Novel Therapeutic Targets for Antiarrhythmic Drugs
- Editor: George Billman
- Genre: Medicine
- Publisher: John Wiley and Sons
- Publication date: 2010

= Novel Therapeutic Targets for Antiarrhythmic Drugs =

Book about cardiac arrhythmia treatment

Novel Therapeutic Targets for Antiarrhythmic Drugs is a book edited by George Billman and published by John Wiley and Sons in 2010.

==Content==
According to the publisher, the book describes the current state of cardiac arrhythmia treatment, and attempts to identify future directions research may take. Its 21 chapters cover a variety of topics related to cardiac arrhythmia and electrophysiology, primarily reviewing known molecular targets for drugs. Subjects covered in the book include both traditional approaches to looking at arrhythmia, such as ion channel effects, and more general issues such as the genetics behind differential response to existing drug therapies. Drug safety and side effects are also cover.

The book examines avenues by which new treatments might be developed, with four chapters (10, 13, 16, 17) specifically focused on novel targets. Novel ideas offered included studying sodium-calcium exchanger and ryanodine receptor effects. One chapter (5) is dedicated to examining the targets on which existing drugs operate, and another (8) examines drugs in clinical trial at the time of publication. The chemical structure of existing drugs is not covered. Overall, the book advocates for segregating drug targets by disease type and state, rather than the conventional approach of segregating by likelihood to harm. In addition to pharmacological therapies, the book examines potential alternate treatments to arrhythmia including the effect of endurance training on susceptibility. It also investigates omega-3 fatty acids which have a proven effect on cardiac electrophysiology, but have failed to prove protective when obtained through diet.

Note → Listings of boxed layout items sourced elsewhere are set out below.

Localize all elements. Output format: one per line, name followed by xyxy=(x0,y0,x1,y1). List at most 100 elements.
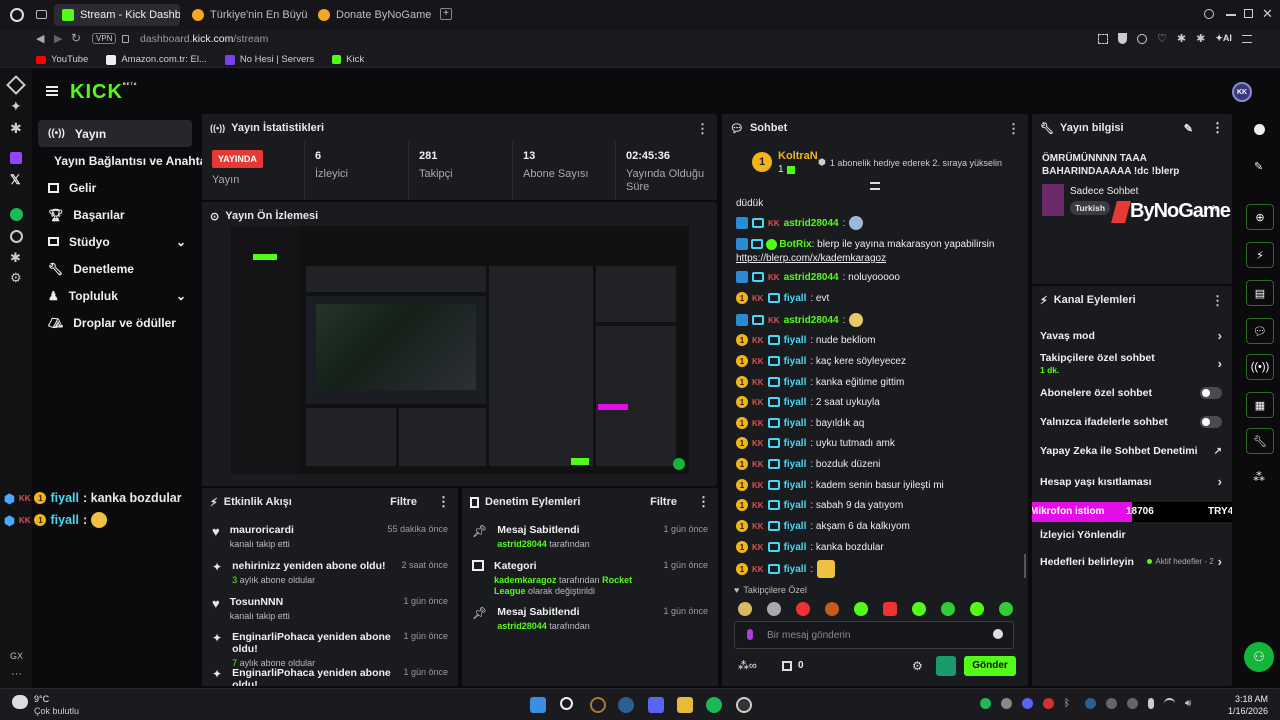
filter-button[interactable]: Filtre xyxy=(390,496,417,508)
more-options-icon[interactable]: ⋮ xyxy=(1211,294,1224,307)
rail-button-document[interactable]: ▤ xyxy=(1246,280,1274,306)
more-options-icon[interactable]: ⋮ xyxy=(437,494,450,510)
tray-icon[interactable] xyxy=(1022,698,1033,709)
tab-kick-dashboard[interactable]: Stream - Kick Dashboard xyxy=(54,4,180,26)
more-options-icon[interactable]: ⋮ xyxy=(696,122,709,135)
spotify-icon[interactable] xyxy=(706,697,722,713)
avatar[interactable]: KK xyxy=(1232,82,1252,102)
settings-icon[interactable]: ⚙ xyxy=(10,270,22,286)
chat-settings-icon[interactable]: ⚙ xyxy=(912,659,923,673)
clock-time[interactable]: 3:18 AM xyxy=(1224,694,1268,704)
slow-mode-row[interactable]: Yavaş mod › xyxy=(1040,328,1222,343)
reload-icon[interactable]: ↻ xyxy=(71,31,81,45)
heart-icon[interactable]: ♡ xyxy=(1157,33,1167,44)
opera-gx-icon[interactable] xyxy=(590,697,606,713)
ai-button[interactable]: ✦AI xyxy=(1215,33,1232,44)
filter-button[interactable]: Filtre xyxy=(650,496,677,508)
help-button[interactable]: ⚇ xyxy=(1244,642,1274,672)
new-tab-button[interactable]: + xyxy=(440,8,452,20)
volume-icon[interactable]: 🔊︎ xyxy=(1185,698,1196,709)
vpn-badge[interactable]: VPN xyxy=(92,33,117,44)
rail-button-broadcast[interactable]: ((•)) xyxy=(1246,354,1274,380)
edit-icon[interactable]: ✎ xyxy=(1184,122,1193,135)
goals-row[interactable]: Hedefleri belirleyin Aktif hedefler - 2 … xyxy=(1040,554,1222,569)
clock-date[interactable]: 1/16/2026 xyxy=(1216,706,1268,716)
emote-only-row[interactable]: Yalnızca ifadelerle sohbet xyxy=(1040,416,1222,428)
tray-icon[interactable] xyxy=(1001,698,1012,709)
account-age-row[interactable]: Hesap yaşı kısıtlaması › xyxy=(1040,474,1222,489)
nav-item-achievements[interactable]: 🏆︎ Başarılar xyxy=(32,201,198,228)
emote-icon[interactable] xyxy=(738,602,752,616)
clock-icon[interactable] xyxy=(10,230,23,243)
nav-item-studio[interactable]: Stüdyo ⌄ xyxy=(32,228,198,255)
spotify-icon[interactable] xyxy=(10,208,23,221)
search-icon[interactable] xyxy=(560,697,573,710)
raid-row[interactable]: İzleyici Yönlendir xyxy=(1040,529,1222,541)
nav-item-stream-key[interactable]: Yayın Bağlantısı ve Anahtarı xyxy=(32,147,214,174)
emote-icon[interactable] xyxy=(825,602,839,616)
emote-icon[interactable] xyxy=(941,602,955,616)
emote-icon[interactable] xyxy=(912,602,926,616)
microphone-icon[interactable] xyxy=(747,629,753,640)
bookmark-amazon[interactable]: Amazon.com.tr: El... xyxy=(106,54,207,65)
more-options-icon[interactable]: ⋮ xyxy=(1007,122,1020,135)
emote-icon[interactable] xyxy=(767,602,781,616)
tray-icon[interactable] xyxy=(1085,698,1096,709)
emote-icon[interactable] xyxy=(883,602,897,616)
bookmark-youtube[interactable]: YouTube xyxy=(36,54,88,65)
obs-icon[interactable] xyxy=(736,697,752,713)
discord-icon[interactable] xyxy=(648,697,664,713)
rail-more-icon[interactable]: ⁂ xyxy=(1253,470,1265,484)
rail-button-chat[interactable]: 💬︎ xyxy=(1246,318,1274,344)
aria-icon[interactable] xyxy=(6,75,26,95)
minimize-icon[interactable] xyxy=(1226,14,1236,16)
tray-icon[interactable] xyxy=(1043,698,1054,709)
search-icon[interactable] xyxy=(1204,9,1214,19)
screenshot-icon[interactable] xyxy=(1098,33,1108,44)
tab-donate-bynogame[interactable]: Donate ByNoGame - Gele xyxy=(310,4,434,26)
nav-item-community[interactable]: ♟ Topluluk ⌄ xyxy=(32,282,198,309)
chat-scrollbar[interactable] xyxy=(1024,554,1026,578)
back-icon[interactable]: ◀ xyxy=(36,32,44,45)
bluetooth-icon[interactable]: ᛒ xyxy=(1064,698,1075,709)
start-icon[interactable] xyxy=(530,697,546,713)
emote-icon[interactable] xyxy=(854,602,868,616)
microphone-icon[interactable] xyxy=(1148,698,1154,709)
extension-icon[interactable]: ✱ xyxy=(1196,33,1205,44)
rail-button-schedule[interactable]: ▦ xyxy=(1246,392,1274,418)
forward-icon[interactable]: ▶ xyxy=(54,32,62,45)
folder-icon[interactable] xyxy=(677,697,693,713)
play-icon[interactable] xyxy=(1137,33,1147,44)
rail-button-actions[interactable]: ⚡︎ xyxy=(1246,242,1274,268)
info-icon[interactable] xyxy=(1254,124,1265,135)
weather-icon[interactable] xyxy=(12,695,28,709)
nav-item-revenue[interactable]: Gelir xyxy=(32,174,198,201)
bookmark-no-hesi[interactable]: No Hesi | Servers xyxy=(224,54,314,65)
more-options-icon[interactable]: ⋮ xyxy=(697,494,710,510)
category-name[interactable]: Sadece Sohbet xyxy=(1070,186,1138,197)
kick-logo[interactable]: KICKBETA xyxy=(70,81,137,104)
more-icon[interactable]: ··· xyxy=(11,668,22,680)
nav-item-stream[interactable]: ((•)) Yayın xyxy=(38,120,192,147)
extension-icon[interactable]: ✦ xyxy=(10,98,22,115)
opera-logo-icon[interactable] xyxy=(10,8,24,22)
subscribers-only-row[interactable]: Abonelere özel sohbet xyxy=(1040,387,1222,399)
emote-icon[interactable] xyxy=(796,602,810,616)
chat-link[interactable]: https://blerp.com/x/kademkaragoz xyxy=(736,253,886,264)
rail-button-chat-mode[interactable]: ⊕ xyxy=(1246,204,1274,230)
steam-icon[interactable] xyxy=(618,697,634,713)
subscribers-only-toggle[interactable] xyxy=(1200,387,1222,399)
followers-only-row[interactable]: Takipçilere özel sohbet 1 dk. › xyxy=(1040,352,1222,375)
restore-icon[interactable] xyxy=(1244,9,1253,18)
hamburger-icon[interactable] xyxy=(46,86,58,96)
stream-preview-video[interactable] xyxy=(231,226,689,484)
address-input[interactable]: dashboard.kick.com/stream xyxy=(140,33,268,45)
x-icon[interactable]: 𝕏 xyxy=(10,172,20,188)
emote-only-toggle[interactable] xyxy=(1200,416,1222,428)
nav-item-moderation[interactable]: 🔧︎ Denetleme xyxy=(32,255,198,282)
nav-item-drops[interactable]: ⛺︎ Droplar ve ödüller xyxy=(32,309,198,336)
tray-icon[interactable] xyxy=(1127,698,1138,709)
chat-input[interactable]: Bir mesaj gönderin xyxy=(734,621,1014,649)
ai-moderation-row[interactable]: Yapay Zeka ile Sohbet Denetimi ↗ xyxy=(1040,445,1222,457)
emoji-icon[interactable] xyxy=(993,629,1003,639)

According to cardiologist Peter R. Kowey, the chapter authors are "eminent scientists" in their respective areas. The list includes "some brilliant industry scientists", but does not include any clinicians or drug trialists, possibly creating a biased perspective, according to Kowey.

==Response==
In a review for Circulation, Kowey called the book "an admirable attempt" to develop a more targeted approach to arrhythmia treatment, and said it was "illuminating and far reaching". He particularly liked the advocated approach of segregating drug targets by disease state. Kowey said the book's main weakness was a lack of focus on clinical issues – both in topics covered and author selection. He noted that bringing drugs to the marketplace is expensive and proof of concept clinical trials are necessary to justify the investment. He said "Billman should be congratulated for his willingness to take on what is clearly an extraordinarily complex problem area" and praised him for "[encouraging] blue sky thinking" is his contributions to the book. He also congratulated the chapter authors for making "complex discussions not only interpretable, but topical". Kowey concluded "I would recommend this book to my colleagues and fellows, not only as a reference source, but as a compendium of information that summarizes where we are, and most importantly, the path we must take."

In a review for ChemMedChem, medicinal chemistry professor Ahmed S. Mehanna agreed that Novel Therapeutic Targets for Antiarrhythmic Drugs did not adequately cover clinical aspects of drug development. He also said the book could have been better organized and focused too heavily on describing known research, as opposed to the novel treatments implied by the book's title. He did, however, say the book "gives very valuable and comprehensive reviews of arrhythmia and its pharmacological management." Mehanna said the book reviewed topics appropriately and was free of obvious errors. Overall, he recommended the book, calling it "a worthwhile addition to the literature on cardiac arrhythmia and antiarrhythmic drugs."